Day 108—The Elephant in the Room—“Measuring Faith” Ezra 7:1 – 10:44
April 18, 2021, 6:17 AM

Day 108—The Elephant in the Room—“Measuring Faith” Ezra 7:1 – 10:44

So much excitement! Moving in day at the Temple! We have a letter of praise and permission from King Artaxerxes, the people fasted in preparation, and then the officials approach Ezra to tell him that there is a serious problem—some of the men of Israel have intermarried while they were in exile, and they have had children with those foreign wives, creating an impure people group that now return to Jerusalem.

Ezra’s response after hearing this news is to act as though someone has died: he tears his garment, pulls his hair out of his head and his beard, and acts like a man in grief, which he is.
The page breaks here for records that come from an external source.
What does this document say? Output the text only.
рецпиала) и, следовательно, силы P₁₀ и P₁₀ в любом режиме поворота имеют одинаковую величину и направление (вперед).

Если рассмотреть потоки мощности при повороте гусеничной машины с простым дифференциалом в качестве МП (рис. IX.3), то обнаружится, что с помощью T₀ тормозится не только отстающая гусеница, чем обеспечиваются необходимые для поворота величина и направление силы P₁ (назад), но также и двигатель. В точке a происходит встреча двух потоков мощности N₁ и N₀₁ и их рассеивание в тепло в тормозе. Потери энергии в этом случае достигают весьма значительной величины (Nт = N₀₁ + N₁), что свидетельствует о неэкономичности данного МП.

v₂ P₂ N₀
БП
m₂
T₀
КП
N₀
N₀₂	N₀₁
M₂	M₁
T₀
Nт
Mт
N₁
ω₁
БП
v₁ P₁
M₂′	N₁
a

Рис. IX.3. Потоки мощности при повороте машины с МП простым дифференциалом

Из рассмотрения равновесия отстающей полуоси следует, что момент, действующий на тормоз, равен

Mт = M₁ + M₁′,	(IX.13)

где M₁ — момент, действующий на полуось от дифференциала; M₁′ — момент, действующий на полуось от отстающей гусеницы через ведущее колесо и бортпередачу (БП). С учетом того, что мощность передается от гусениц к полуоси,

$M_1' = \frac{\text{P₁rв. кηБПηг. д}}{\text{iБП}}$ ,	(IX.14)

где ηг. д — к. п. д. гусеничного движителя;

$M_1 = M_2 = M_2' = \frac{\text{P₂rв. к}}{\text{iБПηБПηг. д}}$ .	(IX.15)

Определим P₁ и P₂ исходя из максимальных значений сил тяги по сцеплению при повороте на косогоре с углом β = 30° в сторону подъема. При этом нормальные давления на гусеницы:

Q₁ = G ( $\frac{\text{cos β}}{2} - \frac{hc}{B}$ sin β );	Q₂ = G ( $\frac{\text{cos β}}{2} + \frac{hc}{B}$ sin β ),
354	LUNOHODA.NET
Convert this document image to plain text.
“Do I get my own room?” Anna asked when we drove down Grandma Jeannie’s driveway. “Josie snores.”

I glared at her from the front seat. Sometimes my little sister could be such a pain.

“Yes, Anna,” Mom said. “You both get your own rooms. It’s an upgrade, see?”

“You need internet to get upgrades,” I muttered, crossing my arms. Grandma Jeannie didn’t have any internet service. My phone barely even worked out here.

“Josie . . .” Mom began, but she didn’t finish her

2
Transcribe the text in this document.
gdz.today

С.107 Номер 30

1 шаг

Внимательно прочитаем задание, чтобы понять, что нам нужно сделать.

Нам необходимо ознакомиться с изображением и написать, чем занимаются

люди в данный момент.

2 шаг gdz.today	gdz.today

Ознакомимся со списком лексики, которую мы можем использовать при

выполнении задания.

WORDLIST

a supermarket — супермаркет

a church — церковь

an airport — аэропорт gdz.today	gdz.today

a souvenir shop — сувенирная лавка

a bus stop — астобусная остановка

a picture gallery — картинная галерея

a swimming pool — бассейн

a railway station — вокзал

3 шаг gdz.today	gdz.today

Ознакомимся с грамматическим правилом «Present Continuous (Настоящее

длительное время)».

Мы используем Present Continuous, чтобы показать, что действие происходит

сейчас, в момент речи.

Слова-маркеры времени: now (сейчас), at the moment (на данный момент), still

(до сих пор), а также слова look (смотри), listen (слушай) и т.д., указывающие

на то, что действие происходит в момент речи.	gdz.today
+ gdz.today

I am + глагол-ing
Ezra, who is a Scribe and a priest, has high standards for the people coming into the renewed Jerusalem, and purity is one of those standards. We have seen a man die for touching the ark of the Covenant as it seemed to slide off the cart it was on. We have read of strict laws that govern skin diseases, and stories about clean and unclean foods. This is part of the whole purity system, but it is now of greatest importance for two reasons:

  1. The people who were originally chosen by God were the Hebrew people whom God rescued and saved from slavery. The people who now return to their homeland in the book of Ezra are the descendants of Abraham, and they are charged with the restart and repopulation of the Promised Land and of the city of God. After reading stories about genealogies and families that are meticulously traced, it should not surprise us that Ezra is in grief over the mixing of blood with those who do not worship the God of Israel. Ezra knows that worship practices will change, that just as had happened with Solomon, the foreign wives would have brought their gods and their pagan worship practices with them and the men, who are leaders, will turn away from God.
  2. Many of those who had taken foreign wives were priests, Levites, gatekeepers and singers (read Exra 10: 18-44)—these are men who served directly at the Temple or in the Temple and they were held to the highest standards, particularly as they were about to begin once again to offer worship in the newly refurbished Temple

One scholar figured out that there were 22 clergy people and approximately 85 lay leaders who had taken foreign wives. Out of a population of approximately 30,000 who returned, that constitutes a sizable proportion whose descendants would have been what we called “mud bloods” in Harry Potter—mixed genealogies that created difficulty in establishing a new city of God’s chosen people.

Here are some possible results of intermarriage that Ezra was aware of:

  • The passing of land from God’s chosen people to those who did not worship the God of Israel. The requirements for owning land were guided by purity laws.
  • The possibility that the children would not be exposed to the Jewish practice, and may not even speak the language of the Jewish people because their mothers did not speak it.
  • Ultimately the worry was that worship of,  and worship practices for, the God of Israel would be watered-down, discarded and ultimately forgotten.

Ok. I am NOT agreeing with this practice, but we have to take off our 21st Century glasses of judgment. We simply cannot put our current, Western viewpoint onto this story or we miss the point. In fact, in many places of the world, people are still not allowed to intermarry. I read a story from the “Modern Love” column in the New York Times that referred to a pandemic relationship between a practicing woman of one faith tradition, and a man who had no religious affiliation. She told him that he would have to convert in order to marry her, and the relationship ended. This happened this year.

I know that everything in us rages against this, but we also need to keep in mind that people in ancient times did not marry out of choice or for love—at least not as their primary motivation. Even Mary and Joseph, Jesus’s parents, were part of an arranged marriage agreement that their families may have agreed to as early as Mary’s birth! Marriages were agreements and covenants of family names and inheritance. The idea of love was certainly important, but not as a reason for marrying a specific person.

We are allowed to hate this idea as we read it, and to feel uncomfortable with it, but we need to understand it. That’s why we are reading our bibles straight through. Intermarriage was conceived of as a direct threat to the worship of the One God, and the people had to sacrifice everything in order to maintain a proper covenant relationship with God.

Please notice that God does not have any commentary in this situation. Ezra simply knows the possible outcomes, he remembers the agreements they have made, and he requires great sacrifice of the families who have defied God’s. We will hear more about this in the next book which we will start tomorrow—Nehemiah.

For today, be thankful that we are not bound by such constraints, that love can win the day, and that God can bless us in surprising ways through the covenant of marriage, no matter who it is we are married to.